Das HCG-Hormon entsteht im Körper von schwangeren Frauen. Es unterstützt das Einnisten des Embryos in der Gebärmutter. Ärzte behandeln damit auch Frauen, die sich ein Kind wünschen.
Das Hormon wird aber auch Übergewichtigen zum Abnehmen gespritzt – selbst Männern. Dazu kommt eine radikale Diät mit lediglich 500 Kilokalorien pro Tag. Solche Kuren bietet zum Beispiel der St. Galler Schönheitschirurg Nikolaus Linde an. Er verspricht, die Hormonspritzen würden «resistente Fettdepots» abbauen, die man weder mit Sport noch durch übliche Diäten wegbringe. Dieser Prozess sei vergleichbar mit einer Schwangerschaft, behauptet Linde. Zudem lasse das Hormon das Hungergefühl verschwinden und es wirke euphorisierend.
Auch Kosmetikstudios und Fitnesscenter wie «Bodywell» in Gümligen BE und das Schlankheitsinstitut «Slim Forever» in Zürich bieten die vier- bis sechswöchige Kur an. Der Preis beträgt 1000 bis 1800 Franken.
Fachleute raten davon ab. Der Präventivmediziner David Fäh von der Berner Fachhochschule sagt: «Es gibt keine wissenschaftlichen Beweise für die Werbeversprechen.» Eine Übersichtsstudie im «British Journal of Clinical Pharmacology» zeigte zwar, dass man mit der Diät drei bis neun Kilo abnehmen kann. Die Hormonspritzen hätten dabei aber keinen Nutzen, schreiben die Forscher. Man nehme nur wegen der Kalorienreduktion ab.

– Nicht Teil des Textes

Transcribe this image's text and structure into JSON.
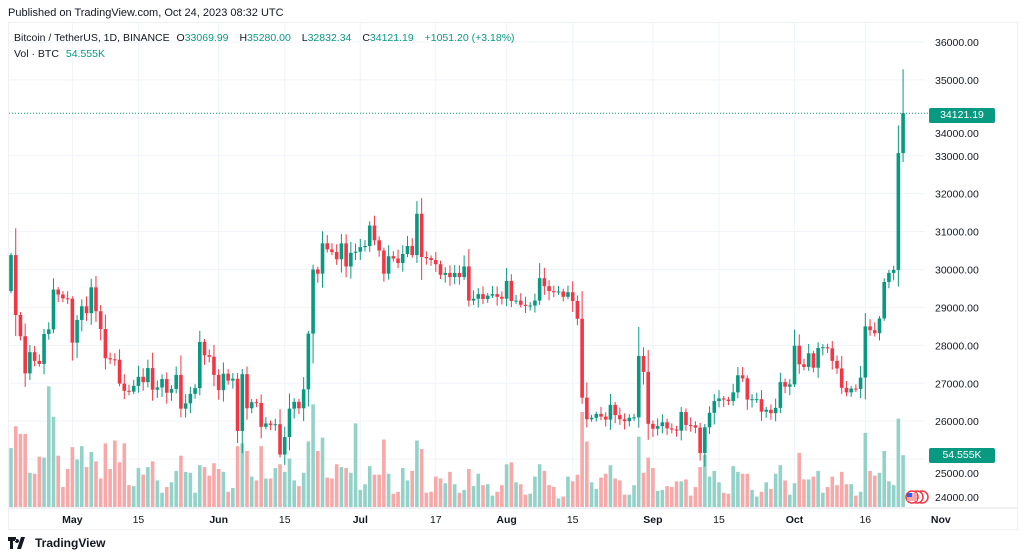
{
  "published": "Published on TradingView.com, Oct 24, 2023 08:32 UTC",
  "legend": {
    "symbol": "Bitcoin / TetherUS, 1D, BINANCE",
    "o_label": "O",
    "o": "33069.99",
    "h_label": "H",
    "h": "35280.00",
    "l_label": "L",
    "l": "32832.34",
    "c_label": "C",
    "c": "34121.19",
    "change": "+1051.20 (+3.18%)",
    "vol_label": "Vol · BTC",
    "vol": "54.555K"
  },
  "last_price_tag": "34121.19",
  "volume_tag": "54.555K",
  "brand": "TradingView",
  "colors": {
    "up": "#089981",
    "down": "#F23645",
    "vol_up": "#92d2c8",
    "vol_down": "#f7a8a8",
    "grid": "#f0f3fa"
  },
  "chart_data": {
    "type": "candlestick",
    "title": "Bitcoin / TetherUS, 1D, BINANCE",
    "start_date": "2023-04-18",
    "first_open": 29430,
    "closes": [
      30380,
      28800,
      28240,
      27260,
      27820,
      27590,
      27510,
      28300,
      28420,
      29470,
      29340,
      29240,
      29230,
      28070,
      28670,
      29030,
      28850,
      29530,
      28900,
      28430,
      27660,
      27630,
      27620,
      26990,
      26800,
      26780,
      26930,
      27170,
      27030,
      27400,
      26830,
      26890,
      27110,
      26750,
      26850,
      27220,
      26330,
      26470,
      26720,
      26870,
      28090,
      27740,
      27700,
      27220,
      26820,
      27250,
      27070,
      27120,
      25740,
      27240,
      26340,
      26500,
      26480,
      25850,
      25940,
      25900,
      25920,
      25120,
      25580,
      26330,
      26510,
      26340,
      26840,
      28310,
      30000,
      29890,
      30690,
      30530,
      30460,
      30270,
      30690,
      30080,
      30440,
      30470,
      30590,
      30620,
      31160,
      30770,
      30500,
      29890,
      30350,
      30290,
      30170,
      30410,
      30620,
      30380,
      31470,
      30330,
      30300,
      30250,
      30140,
      29860,
      29910,
      29800,
      29910,
      29800,
      30080,
      29180,
      29230,
      29350,
      29220,
      29310,
      29350,
      29280,
      29230,
      29700,
      29170,
      29180,
      29070,
      29040,
      29050,
      29180,
      29770,
      29560,
      29430,
      29400,
      29420,
      29280,
      29400,
      29170,
      28700,
      26620,
      26050,
      26090,
      26190,
      26120,
      26040,
      26430,
      26160,
      26050,
      26000,
      26090,
      26100,
      27720,
      27300,
      25930,
      25800,
      25870,
      25970,
      25810,
      25780,
      25750,
      26240,
      25900,
      25890,
      25830,
      25160,
      25840,
      26220,
      26530,
      26600,
      26570,
      26530,
      26760,
      27210,
      27130,
      26570,
      26580,
      26580,
      26250,
      26300,
      26210,
      26350,
      27030,
      26910,
      26970,
      27990,
      27500,
      27430,
      27790,
      27410,
      27930,
      27950,
      27920,
      27590,
      27390,
      26880,
      26760,
      26860,
      26850,
      27150,
      28500,
      28400,
      28320,
      28710,
      29670,
      29910,
      29990,
      33070,
      34121.19
    ],
    "last_candle": {
      "open": 33069.99,
      "high": 35280.0,
      "low": 32832.34,
      "close": 34121.19
    },
    "volumes_k": [
      62,
      85,
      77,
      77,
      36,
      35,
      53,
      52,
      127,
      95,
      54,
      21,
      40,
      63,
      50,
      64,
      42,
      58,
      48,
      30,
      67,
      40,
      70,
      47,
      67,
      23,
      22,
      41,
      34,
      42,
      48,
      28,
      15,
      21,
      26,
      38,
      54,
      37,
      36,
      15,
      44,
      42,
      33,
      46,
      40,
      37,
      16,
      20,
      64,
      67,
      59,
      32,
      28,
      64,
      30,
      30,
      41,
      45,
      37,
      51,
      28,
      22,
      36,
      69,
      108,
      59,
      73,
      31,
      30,
      45,
      42,
      41,
      36,
      88,
      18,
      24,
      43,
      34,
      34,
      71,
      35,
      14,
      16,
      41,
      28,
      38,
      70,
      61,
      15,
      16,
      32,
      30,
      25,
      37,
      24,
      15,
      18,
      40,
      22,
      35,
      23,
      24,
      12,
      16,
      23,
      45,
      47,
      26,
      24,
      13,
      14,
      32,
      45,
      38,
      23,
      21,
      9,
      11,
      32,
      27,
      34,
      100,
      69,
      26,
      19,
      31,
      35,
      44,
      30,
      28,
      13,
      13,
      23,
      74,
      36,
      52,
      41,
      17,
      18,
      22,
      21,
      27,
      27,
      29,
      12,
      21,
      42,
      55,
      32,
      38,
      26,
      15,
      14,
      43,
      37,
      35,
      35,
      18,
      11,
      16,
      26,
      19,
      35,
      44,
      28,
      13,
      25,
      57,
      29,
      29,
      32,
      38,
      15,
      21,
      32,
      23,
      37,
      24,
      24,
      12,
      16,
      78,
      38,
      33,
      36,
      59,
      27,
      23,
      93,
      54.555
    ],
    "price_axis": {
      "min": 24000,
      "max": 36000,
      "step": 1000,
      "labels": [
        "24000.00",
        "25000.00",
        "26000.00",
        "27000.00",
        "28000.00",
        "29000.00",
        "30000.00",
        "31000.00",
        "32000.00",
        "33000.00",
        "34000.00",
        "35000.00",
        "36000.00"
      ]
    },
    "time_ticks": [
      {
        "label": "May",
        "day": 13,
        "bold": true
      },
      {
        "label": "15",
        "day": 27
      },
      {
        "label": "Jun",
        "day": 44,
        "bold": true
      },
      {
        "label": "15",
        "day": 58
      },
      {
        "label": "Jul",
        "day": 74,
        "bold": true
      },
      {
        "label": "17",
        "day": 90
      },
      {
        "label": "Aug",
        "day": 105,
        "bold": true
      },
      {
        "label": "15",
        "day": 119
      },
      {
        "label": "Sep",
        "day": 136,
        "bold": true
      },
      {
        "label": "15",
        "day": 150
      },
      {
        "label": "Oct",
        "day": 166,
        "bold": true
      },
      {
        "label": "16",
        "day": 181
      },
      {
        "label": "Nov",
        "day": 197,
        "bold": true
      }
    ]
  }
}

Kommt dazu: Das Schwangerschaftshormon ist nicht für Diätkuren zugelassen. Deshalb hat die Gesundheitsdirektion des Kantons Zürich Ärzte vorgeladen, die für die HCG-Diät werben. «Wir haben sie darauf hingewiesen, dass eine solche Anwendung nicht gestattet ist.»
Mangelerscheinungen drohen
David Fäh sagt, eine so starke Kalorienreduktion könne zu Essstörungen führen. Bettina Isenschmid, Spezialistin für Übergewicht und Chefärztin am Spital Zofingen AG, warnt vor Nährstoffmängeln. Sie könnten zu Muskel- und Skelettschäden, Nieren- und Leberproblemen sowie Fruchtbarkeitsstörungen führen. Die Hormone können laut Isenschmid Nebenwirkungen verursachen, wie Kopfschmerzen, Erschöpfung, Depressionen und Thrombosen.
Statt der teuren Rosskur empfiehlt die deutsche Ernährungsexpertin Lioba Hofmann, die Kalorien weniger stark zu reduzieren. Sie rät, pro Tag rund 1500 Kalorien zu essen. Das könne man langfristig durchhalten. Und man könne damit Mangelerscheinungen vermeiden. «Genügend Bewegung gehört unbedingt dazu», sagt Hofmann.
Nikolaus Linde entgegnet, er wende die HCG-Diät nur «in ganz ausgewählten Fällen» an. Dominika Rathgeb, Inhaberin von «Slim Forever», sagt, sie verabreiche ihren Kundinnen die Hormone nicht mit Spritzen, sondern als Ampullen zum Trinken. Bei ihren Kunden habe sie keinen starken Muskelverlust gemessen. «Bodywell»-Inhaber Martin Leuenberger sagt, er verwende statt Spritzen homöopathische Globuli. Sie hätten keine Nebenwirkungen. Um Nährstoffmängel zu vermeiden, empfehle er seinen Kunden, pro Tag ungefähr 800 Kalorien zu essen. Seine Kunden könnten ihr Gewicht nach der Diät mit einer gesunden Lebensweise halten.